Parliament Terminates Mandates of Three Opposition MPs, Former Speaker
Georgian Dream-led Parliament today terminated the MP mandates of Lelo party’s Badri Japaridze, Labor chair Shalva Natelashvili, Droa leader Elene Khoshtaria and former Speaker Kakha Kuchava.
GD lawmakers stripped Japaridze of his mandate as he was found guilty of fraud by the Tbilisi City Court in January in the controversial TBC Bank case. However, Japaridze walked free as the Court noted the statute of limitations on the crime had passed.
Meanwhile, the Parliament revoked the credentials of Natelashvili and Khoshtaria over their absence from parliamentary sittings. The two were the last elected opposition MPs continuing to refuse to enter the Parliament following the boycott over the “rigged” 2020 elections, until Natelashvili announced on February 10 he would take up his mandate. Khoshtaria has not objected to the termination, however.
Kuchava requested to have his powers terminated after resigning as Parliament Speaker in late December 2021.
Following the development, the three opposition lawmakers cannot be replaced, as largely all opposition outfits annulled the rest of their party lists during the parliamentary boycott.
Now the opposition parties in total only hold 55 of the 60 seats they initially received in the elections, as earlier in 2021 United National Movement and Lelo leaders Nika Melia and Mamuka Khazaradze, respectively, also had their mandates terminated.
Opposition, civil society criticism
The GD lawmakers’ plan to move forward with terminating the mandates of Japaridze and Natelashvili had been widely criticized by the opposition and the civil society.
Ahead of today’s sitting, United National Movement’s Khatia Dekanoidze had argued the ruling party aimed to bar the opposition outfits from garnering the necessary 50 votes to set up an investigative committee of the treatment of jailed ex-President Mikheil Saakashvili.

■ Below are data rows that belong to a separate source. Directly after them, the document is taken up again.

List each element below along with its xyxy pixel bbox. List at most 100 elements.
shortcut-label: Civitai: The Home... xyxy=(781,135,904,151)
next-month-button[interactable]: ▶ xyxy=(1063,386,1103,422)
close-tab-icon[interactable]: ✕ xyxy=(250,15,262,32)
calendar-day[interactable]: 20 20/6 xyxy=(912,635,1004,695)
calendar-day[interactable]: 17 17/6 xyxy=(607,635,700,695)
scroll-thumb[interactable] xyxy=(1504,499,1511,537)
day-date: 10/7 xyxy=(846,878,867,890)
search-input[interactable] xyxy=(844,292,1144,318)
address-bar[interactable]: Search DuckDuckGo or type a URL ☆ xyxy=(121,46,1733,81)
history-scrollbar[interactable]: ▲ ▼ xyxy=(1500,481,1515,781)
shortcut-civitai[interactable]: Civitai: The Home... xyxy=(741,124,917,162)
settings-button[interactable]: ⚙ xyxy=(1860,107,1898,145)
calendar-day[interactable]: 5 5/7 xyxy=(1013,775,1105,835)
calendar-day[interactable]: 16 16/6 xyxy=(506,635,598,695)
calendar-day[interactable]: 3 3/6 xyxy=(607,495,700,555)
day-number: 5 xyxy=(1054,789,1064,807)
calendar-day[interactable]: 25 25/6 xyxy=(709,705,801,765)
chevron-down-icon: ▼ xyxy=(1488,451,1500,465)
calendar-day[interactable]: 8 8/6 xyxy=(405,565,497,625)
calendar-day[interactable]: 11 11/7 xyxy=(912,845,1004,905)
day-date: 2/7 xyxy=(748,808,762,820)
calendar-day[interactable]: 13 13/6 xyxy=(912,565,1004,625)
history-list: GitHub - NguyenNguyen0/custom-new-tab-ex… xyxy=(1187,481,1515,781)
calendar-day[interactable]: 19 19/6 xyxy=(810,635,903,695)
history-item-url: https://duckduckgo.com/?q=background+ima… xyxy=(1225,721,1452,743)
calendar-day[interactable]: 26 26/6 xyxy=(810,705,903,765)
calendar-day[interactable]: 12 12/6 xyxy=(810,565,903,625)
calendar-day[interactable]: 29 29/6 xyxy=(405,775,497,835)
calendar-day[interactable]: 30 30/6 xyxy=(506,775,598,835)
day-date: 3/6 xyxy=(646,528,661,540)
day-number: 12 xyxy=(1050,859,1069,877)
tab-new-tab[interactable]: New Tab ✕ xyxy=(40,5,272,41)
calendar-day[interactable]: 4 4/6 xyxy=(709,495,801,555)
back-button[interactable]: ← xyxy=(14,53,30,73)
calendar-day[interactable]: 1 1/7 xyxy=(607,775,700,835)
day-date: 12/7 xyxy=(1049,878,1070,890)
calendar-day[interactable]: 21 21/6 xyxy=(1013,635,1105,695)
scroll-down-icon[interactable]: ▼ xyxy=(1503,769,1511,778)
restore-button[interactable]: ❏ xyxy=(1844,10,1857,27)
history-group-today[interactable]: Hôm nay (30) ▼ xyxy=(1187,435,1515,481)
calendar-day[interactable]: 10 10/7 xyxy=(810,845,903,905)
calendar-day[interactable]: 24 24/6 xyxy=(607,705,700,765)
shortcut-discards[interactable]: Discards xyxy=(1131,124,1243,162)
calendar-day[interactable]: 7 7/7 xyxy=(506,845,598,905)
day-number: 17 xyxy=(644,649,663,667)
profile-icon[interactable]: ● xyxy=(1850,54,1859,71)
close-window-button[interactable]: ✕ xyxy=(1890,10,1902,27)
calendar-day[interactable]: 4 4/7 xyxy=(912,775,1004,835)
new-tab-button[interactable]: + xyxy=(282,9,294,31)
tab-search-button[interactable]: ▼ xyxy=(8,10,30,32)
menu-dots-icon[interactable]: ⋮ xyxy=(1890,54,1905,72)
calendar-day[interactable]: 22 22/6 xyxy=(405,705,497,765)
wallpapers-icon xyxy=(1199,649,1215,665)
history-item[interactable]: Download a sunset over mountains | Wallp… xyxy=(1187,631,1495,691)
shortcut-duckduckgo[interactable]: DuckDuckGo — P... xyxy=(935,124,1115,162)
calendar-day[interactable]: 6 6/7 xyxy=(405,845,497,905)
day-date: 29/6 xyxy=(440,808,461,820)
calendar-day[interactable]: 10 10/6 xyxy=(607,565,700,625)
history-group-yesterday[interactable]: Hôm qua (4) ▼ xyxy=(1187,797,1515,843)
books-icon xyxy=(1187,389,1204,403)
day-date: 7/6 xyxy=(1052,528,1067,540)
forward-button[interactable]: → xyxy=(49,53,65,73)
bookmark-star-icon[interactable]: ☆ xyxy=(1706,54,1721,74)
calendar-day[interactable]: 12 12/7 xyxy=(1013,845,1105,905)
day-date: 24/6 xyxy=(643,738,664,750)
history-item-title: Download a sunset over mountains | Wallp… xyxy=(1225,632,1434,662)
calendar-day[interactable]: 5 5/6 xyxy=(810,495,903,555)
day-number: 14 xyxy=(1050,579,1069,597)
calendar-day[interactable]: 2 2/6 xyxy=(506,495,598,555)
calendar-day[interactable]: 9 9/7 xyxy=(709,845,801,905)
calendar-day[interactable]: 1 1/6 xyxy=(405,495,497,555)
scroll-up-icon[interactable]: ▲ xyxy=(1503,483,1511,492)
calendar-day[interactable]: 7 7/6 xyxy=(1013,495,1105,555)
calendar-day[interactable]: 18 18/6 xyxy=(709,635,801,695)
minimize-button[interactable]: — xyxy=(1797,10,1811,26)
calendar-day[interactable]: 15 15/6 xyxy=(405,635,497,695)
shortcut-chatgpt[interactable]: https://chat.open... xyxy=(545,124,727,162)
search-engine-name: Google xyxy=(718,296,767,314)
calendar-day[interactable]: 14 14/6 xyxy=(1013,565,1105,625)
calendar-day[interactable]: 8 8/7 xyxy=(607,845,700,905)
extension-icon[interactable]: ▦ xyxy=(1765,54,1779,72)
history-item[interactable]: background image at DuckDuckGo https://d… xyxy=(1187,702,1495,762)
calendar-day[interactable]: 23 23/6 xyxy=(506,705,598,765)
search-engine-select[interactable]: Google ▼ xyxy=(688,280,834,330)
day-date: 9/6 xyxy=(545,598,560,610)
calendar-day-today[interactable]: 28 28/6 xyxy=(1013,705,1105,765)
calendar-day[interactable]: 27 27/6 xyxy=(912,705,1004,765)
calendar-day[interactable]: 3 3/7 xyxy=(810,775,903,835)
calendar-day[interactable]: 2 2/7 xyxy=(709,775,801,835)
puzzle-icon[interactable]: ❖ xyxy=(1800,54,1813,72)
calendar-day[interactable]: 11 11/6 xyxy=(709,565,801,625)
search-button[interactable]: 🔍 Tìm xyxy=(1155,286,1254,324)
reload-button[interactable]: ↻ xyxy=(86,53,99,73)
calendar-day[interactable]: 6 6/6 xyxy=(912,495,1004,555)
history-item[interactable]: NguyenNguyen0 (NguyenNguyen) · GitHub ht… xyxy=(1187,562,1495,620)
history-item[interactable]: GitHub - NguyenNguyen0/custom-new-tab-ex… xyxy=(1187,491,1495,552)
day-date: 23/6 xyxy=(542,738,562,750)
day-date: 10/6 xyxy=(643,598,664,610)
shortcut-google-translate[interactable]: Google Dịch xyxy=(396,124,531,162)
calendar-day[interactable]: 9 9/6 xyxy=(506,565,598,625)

Besides she called for the opposition outfits’ proportional lists to be reinstated so that “every [terminated] mandate returns to the opposition.”
Meanwhile, Badri Japaridze argued the GD’s decision was a “continuation of the unfair political persecution” against him.
Also on February 15, Girchi – New Political Center MP Iago Khvichia slammed the GD “for becoming cocky,” and argued that MPs are not entitled to take away their fellow colleagues’ mandates, “granted by the Georgian population.”
Transparency International Georgia and International Society for Fair Elections and Democracy (ISFED), key local watchdogs argued on February 10 that the move may have been aimed at weakening the opposition and consequently at the ineffective exercise of their supervisory function of the Parliament.
Touching upon the GD’s legal reasoning for the terminations, in Japaridze’s case the watchdogs argued that while the Constitution indicates conviction by court judgment as one of the reasons for early termination of powers, the “conviction alone does not constitute the grounds” for the revokement. Also, the CSOs noted that higher instance courts may overturn the ruling following appeals.
They maintained that the Consitution merely mandates the Parliament to deliberate on the expediency of terminating an MP’s authority in this case, and to make the final call considering the interests of the country and the electorate.
With regards to Natelashvili and Khoshtaria, whose powers were terminated over “absences without good reason ” from the parliamentary sittings, the watchdogs recalled that the Parliament had earlier refused to make the move on the same grounds.